The silver lamp burns dead and dim;
But Christabel the lamp will trim –

ja, sie wird es tun; – sie wird es nicht zugeben, daß die Teufel lachen, wird es nicht zugeben, daß die Gewöhnlichkeit recht behalte! Christabel wird die silberne Lampe, die arme sterbende Lampe des Daseins ihrer unseligen Lucy vor dem Erlöschen bewahren; sie wird ihrer Lucy auf azurnen Flügeln der Liebe und Freundschaft neues Öl – mein Gott, wie erbärmlich bewährt sich den zartesten Schwingungen unserer Seele gegenüber das geschriebene Wort! – herzutragen! . . . Eile, Christabel, Dein zweites Herz ist dem Stillstehen nahe! Wie aber soll ich Dir sagen, was mir geschieht, was Deine Lucia zu erdulden hat? Die Worte mangeln der Feder, der Ausdruck der Seele, und ich bin das unglücklichste Weib auf Erden! O, weshalb bin ich hierher gekommen, hierher, wo das Fürchterliche, das so unaussprechbar Roh-Gemeine auf meine Ankunft wartend saß? Und denke Dir – Pechle heißt der Alp, der Nightmare, der bei Tage und bei Nacht auf meiner Existenz liegt, – Pechle!! – Christabel, wir haben den Byron zusammen gelesen, mit heißen, brennenden Augen haben wir in die furchtbaren Geheimnisse der Menschenseele und der Natur hineingesehen; wir haben uns für den Schrecken, die Angst, die Qual zu wappnen gesucht und – wir haben vergessen – haben im Anschauen, Fühlen und Nachfühlen edelsten Geisterbangens total vergessen, wie alltäglich-abgeschmackt-gewöhnlich der Vampir sein kann, der uns mit seinen Fledermausflügeln umfächelt und uns das Herzblut aussaugt. So sind wir vordem jenem Schneidermeister unterlegen, so übermannt mich heute Pechle!!

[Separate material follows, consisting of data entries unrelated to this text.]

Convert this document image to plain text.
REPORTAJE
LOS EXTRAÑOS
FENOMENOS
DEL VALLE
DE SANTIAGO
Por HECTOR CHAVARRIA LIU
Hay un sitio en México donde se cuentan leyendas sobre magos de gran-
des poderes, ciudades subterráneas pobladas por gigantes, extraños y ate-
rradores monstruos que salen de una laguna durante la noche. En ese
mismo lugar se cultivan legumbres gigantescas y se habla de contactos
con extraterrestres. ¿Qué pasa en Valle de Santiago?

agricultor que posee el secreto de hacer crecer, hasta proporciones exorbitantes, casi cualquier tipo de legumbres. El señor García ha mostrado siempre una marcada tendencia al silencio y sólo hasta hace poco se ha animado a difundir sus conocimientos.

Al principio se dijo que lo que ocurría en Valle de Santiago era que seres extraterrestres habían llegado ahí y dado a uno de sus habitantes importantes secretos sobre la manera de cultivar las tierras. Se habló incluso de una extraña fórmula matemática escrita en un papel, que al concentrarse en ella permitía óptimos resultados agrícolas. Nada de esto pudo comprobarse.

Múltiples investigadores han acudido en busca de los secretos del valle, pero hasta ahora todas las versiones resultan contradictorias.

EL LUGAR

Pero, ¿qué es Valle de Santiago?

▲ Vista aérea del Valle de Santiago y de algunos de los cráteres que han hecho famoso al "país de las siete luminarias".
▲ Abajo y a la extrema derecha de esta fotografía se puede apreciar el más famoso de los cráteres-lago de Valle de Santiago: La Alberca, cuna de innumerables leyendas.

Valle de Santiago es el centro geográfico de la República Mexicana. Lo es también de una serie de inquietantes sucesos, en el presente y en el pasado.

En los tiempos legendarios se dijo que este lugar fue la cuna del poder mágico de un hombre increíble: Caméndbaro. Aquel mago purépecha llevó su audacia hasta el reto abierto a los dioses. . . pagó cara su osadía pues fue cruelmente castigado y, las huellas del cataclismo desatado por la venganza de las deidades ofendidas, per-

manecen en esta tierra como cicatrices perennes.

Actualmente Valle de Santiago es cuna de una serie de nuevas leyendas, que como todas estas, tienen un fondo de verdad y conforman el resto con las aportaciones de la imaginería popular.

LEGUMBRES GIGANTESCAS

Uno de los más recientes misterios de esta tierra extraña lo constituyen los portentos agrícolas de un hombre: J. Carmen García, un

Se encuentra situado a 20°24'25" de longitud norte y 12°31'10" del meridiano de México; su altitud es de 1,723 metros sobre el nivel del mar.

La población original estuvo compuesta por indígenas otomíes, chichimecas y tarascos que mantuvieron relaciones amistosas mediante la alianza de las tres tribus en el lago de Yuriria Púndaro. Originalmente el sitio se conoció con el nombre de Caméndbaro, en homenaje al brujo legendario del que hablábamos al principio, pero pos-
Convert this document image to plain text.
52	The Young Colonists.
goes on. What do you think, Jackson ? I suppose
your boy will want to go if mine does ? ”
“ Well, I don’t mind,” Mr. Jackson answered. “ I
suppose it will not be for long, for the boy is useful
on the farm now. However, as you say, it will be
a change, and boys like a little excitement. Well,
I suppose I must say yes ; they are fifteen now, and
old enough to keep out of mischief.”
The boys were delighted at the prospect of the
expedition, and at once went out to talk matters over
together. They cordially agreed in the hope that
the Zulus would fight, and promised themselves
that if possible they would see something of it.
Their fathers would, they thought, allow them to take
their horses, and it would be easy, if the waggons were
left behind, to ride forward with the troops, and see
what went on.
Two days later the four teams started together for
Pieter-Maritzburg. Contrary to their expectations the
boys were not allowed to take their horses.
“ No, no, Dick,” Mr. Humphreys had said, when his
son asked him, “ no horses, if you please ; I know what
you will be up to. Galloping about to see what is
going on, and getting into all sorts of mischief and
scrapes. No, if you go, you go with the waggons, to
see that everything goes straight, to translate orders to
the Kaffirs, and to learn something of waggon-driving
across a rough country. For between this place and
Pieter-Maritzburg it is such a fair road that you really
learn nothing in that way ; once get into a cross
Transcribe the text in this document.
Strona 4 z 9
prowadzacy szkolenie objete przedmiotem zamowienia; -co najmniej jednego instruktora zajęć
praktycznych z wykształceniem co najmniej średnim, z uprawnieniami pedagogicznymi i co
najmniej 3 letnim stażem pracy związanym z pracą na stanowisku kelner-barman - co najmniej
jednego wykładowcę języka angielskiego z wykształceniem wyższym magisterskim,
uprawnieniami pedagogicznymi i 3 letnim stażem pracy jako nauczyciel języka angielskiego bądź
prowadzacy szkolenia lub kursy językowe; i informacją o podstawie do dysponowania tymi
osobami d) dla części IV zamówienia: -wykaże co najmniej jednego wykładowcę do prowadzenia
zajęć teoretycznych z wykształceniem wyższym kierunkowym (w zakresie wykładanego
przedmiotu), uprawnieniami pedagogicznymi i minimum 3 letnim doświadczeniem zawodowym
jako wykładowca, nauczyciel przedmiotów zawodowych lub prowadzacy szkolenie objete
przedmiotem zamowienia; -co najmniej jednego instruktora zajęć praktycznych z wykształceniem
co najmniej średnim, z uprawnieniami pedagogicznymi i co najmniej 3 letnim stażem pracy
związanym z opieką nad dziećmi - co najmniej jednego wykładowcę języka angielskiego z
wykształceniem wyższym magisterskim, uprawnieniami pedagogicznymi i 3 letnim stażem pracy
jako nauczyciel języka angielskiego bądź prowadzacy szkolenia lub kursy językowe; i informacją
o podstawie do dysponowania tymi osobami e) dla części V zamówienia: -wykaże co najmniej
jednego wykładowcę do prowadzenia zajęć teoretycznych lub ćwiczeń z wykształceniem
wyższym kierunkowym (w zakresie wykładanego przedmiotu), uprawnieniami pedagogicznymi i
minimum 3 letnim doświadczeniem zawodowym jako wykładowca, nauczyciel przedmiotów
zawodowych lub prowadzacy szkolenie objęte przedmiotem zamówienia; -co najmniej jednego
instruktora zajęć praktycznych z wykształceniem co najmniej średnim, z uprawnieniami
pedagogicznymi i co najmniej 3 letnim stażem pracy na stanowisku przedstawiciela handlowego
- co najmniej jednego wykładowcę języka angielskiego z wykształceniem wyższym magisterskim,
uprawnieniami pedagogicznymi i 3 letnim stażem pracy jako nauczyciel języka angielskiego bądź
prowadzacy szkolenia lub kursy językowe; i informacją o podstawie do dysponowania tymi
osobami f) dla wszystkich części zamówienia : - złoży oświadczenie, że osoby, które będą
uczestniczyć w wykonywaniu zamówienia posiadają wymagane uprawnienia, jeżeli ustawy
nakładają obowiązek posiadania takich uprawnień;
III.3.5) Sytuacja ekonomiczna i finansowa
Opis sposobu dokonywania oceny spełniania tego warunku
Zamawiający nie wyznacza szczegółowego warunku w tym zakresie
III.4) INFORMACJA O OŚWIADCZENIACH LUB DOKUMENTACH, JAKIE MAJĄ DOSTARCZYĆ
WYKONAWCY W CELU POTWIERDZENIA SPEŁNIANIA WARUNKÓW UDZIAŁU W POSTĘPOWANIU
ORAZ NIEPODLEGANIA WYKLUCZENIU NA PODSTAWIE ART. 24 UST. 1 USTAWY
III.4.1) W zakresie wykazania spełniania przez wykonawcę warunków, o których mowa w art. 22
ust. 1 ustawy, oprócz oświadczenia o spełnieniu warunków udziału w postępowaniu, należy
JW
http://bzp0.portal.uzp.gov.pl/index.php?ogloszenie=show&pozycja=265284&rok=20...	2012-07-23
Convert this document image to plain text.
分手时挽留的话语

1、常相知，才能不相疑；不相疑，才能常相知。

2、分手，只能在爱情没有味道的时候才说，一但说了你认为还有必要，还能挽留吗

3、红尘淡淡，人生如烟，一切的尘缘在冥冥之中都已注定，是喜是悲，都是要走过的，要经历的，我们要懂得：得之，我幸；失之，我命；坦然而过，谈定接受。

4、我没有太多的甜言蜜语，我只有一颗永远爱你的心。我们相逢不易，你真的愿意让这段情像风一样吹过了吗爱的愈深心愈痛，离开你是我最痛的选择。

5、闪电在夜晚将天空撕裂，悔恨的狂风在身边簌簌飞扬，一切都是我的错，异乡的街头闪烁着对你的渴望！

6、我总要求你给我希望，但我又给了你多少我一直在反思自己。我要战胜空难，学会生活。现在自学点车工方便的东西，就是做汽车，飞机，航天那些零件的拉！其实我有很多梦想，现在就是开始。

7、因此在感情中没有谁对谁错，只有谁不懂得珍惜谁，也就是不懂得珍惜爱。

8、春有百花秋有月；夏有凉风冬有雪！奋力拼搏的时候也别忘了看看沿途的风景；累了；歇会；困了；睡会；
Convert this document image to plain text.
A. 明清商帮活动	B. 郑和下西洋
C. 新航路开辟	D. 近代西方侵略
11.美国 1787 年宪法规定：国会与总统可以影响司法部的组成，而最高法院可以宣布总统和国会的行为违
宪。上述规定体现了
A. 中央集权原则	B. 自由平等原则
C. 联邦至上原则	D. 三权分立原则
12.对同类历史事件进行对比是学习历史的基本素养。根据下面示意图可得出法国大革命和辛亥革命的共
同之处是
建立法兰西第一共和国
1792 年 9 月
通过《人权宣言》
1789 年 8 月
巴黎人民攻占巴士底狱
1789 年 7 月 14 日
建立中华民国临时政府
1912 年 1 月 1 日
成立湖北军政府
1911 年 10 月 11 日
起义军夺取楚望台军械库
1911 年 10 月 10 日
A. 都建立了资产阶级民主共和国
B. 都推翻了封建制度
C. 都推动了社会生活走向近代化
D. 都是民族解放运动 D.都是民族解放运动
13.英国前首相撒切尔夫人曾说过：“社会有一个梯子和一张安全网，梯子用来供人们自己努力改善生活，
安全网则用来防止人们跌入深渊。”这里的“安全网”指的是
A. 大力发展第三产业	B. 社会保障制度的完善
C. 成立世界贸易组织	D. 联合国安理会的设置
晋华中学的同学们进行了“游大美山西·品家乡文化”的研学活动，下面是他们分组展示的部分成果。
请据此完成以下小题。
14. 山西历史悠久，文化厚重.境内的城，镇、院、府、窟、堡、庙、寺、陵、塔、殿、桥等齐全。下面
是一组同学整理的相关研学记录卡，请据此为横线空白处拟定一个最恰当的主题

O, Christabel, komm und siehe selbst, wie es geschieht, daß Deine stolze, tapfere Lucy Dir einen solchen Brief schreiben muß. Das Entsetzliche, der Entsetzliche wohnt mit mir in ein und demselben Hause – wohnt über mir – und in dem Augenblick, in welchem ich diese zitternden Zeilen auf dieses tränenbefeuchtete Blatt werfe, höre ich seinen Schritt, sein Lachen – o sein gemeines, gemeines Lachen über meinem Haupte, und die Angst, der Zorn, der ohnmächtige Zorn schüttelt mich: Christabel, jetzt singt er, er singt, wenn man das Singen nennen kann – noch einen Augenblick, und ein widerwärtig summender Ton wird meine Nerven zerreißen, – der Pöbelhafte spielt auch die Maultrommel, spielt sie bei offenem Fenster aus dem Fenster heraus über meinem Haupte, und dann im nächsten Moment wird er die Glocke ziehen, nach meinem Mann fragen und – sich nach meinem Befinden erkundigen!!! Was habe ich verbrochen, um dieses, um solches, o und um eine unendliche Reihe ähnlicher Vernichtungen dulden zu müssen? Ich rufe Dich, Christabel! Komm! Wenn Du aber nicht kommen kannst, so

let my memory still be thy pride
and forget not, I smiled as I died!

Bis in das Grab, das mir das Schicksal, Pechle und mein Mann graben

Deine Lucy.

P. S. Stuttgart soll eine große Ähnlichkeit mit Florenz haben.

Deine Lucy.«

Der Brief ging ab mit einem dreifach unterstrichenen Eilig darauf. Da aber die Postbehörde seinen Inhalt nicht kannte, beförderte sie ihn leider nur auf dem gewöhnlichen Wege mit dem von Stuttgart abgehenden Haufen anderer schriftlicher Mitteilungen der Menschen in ihrem Verkehr auf Erden nach München.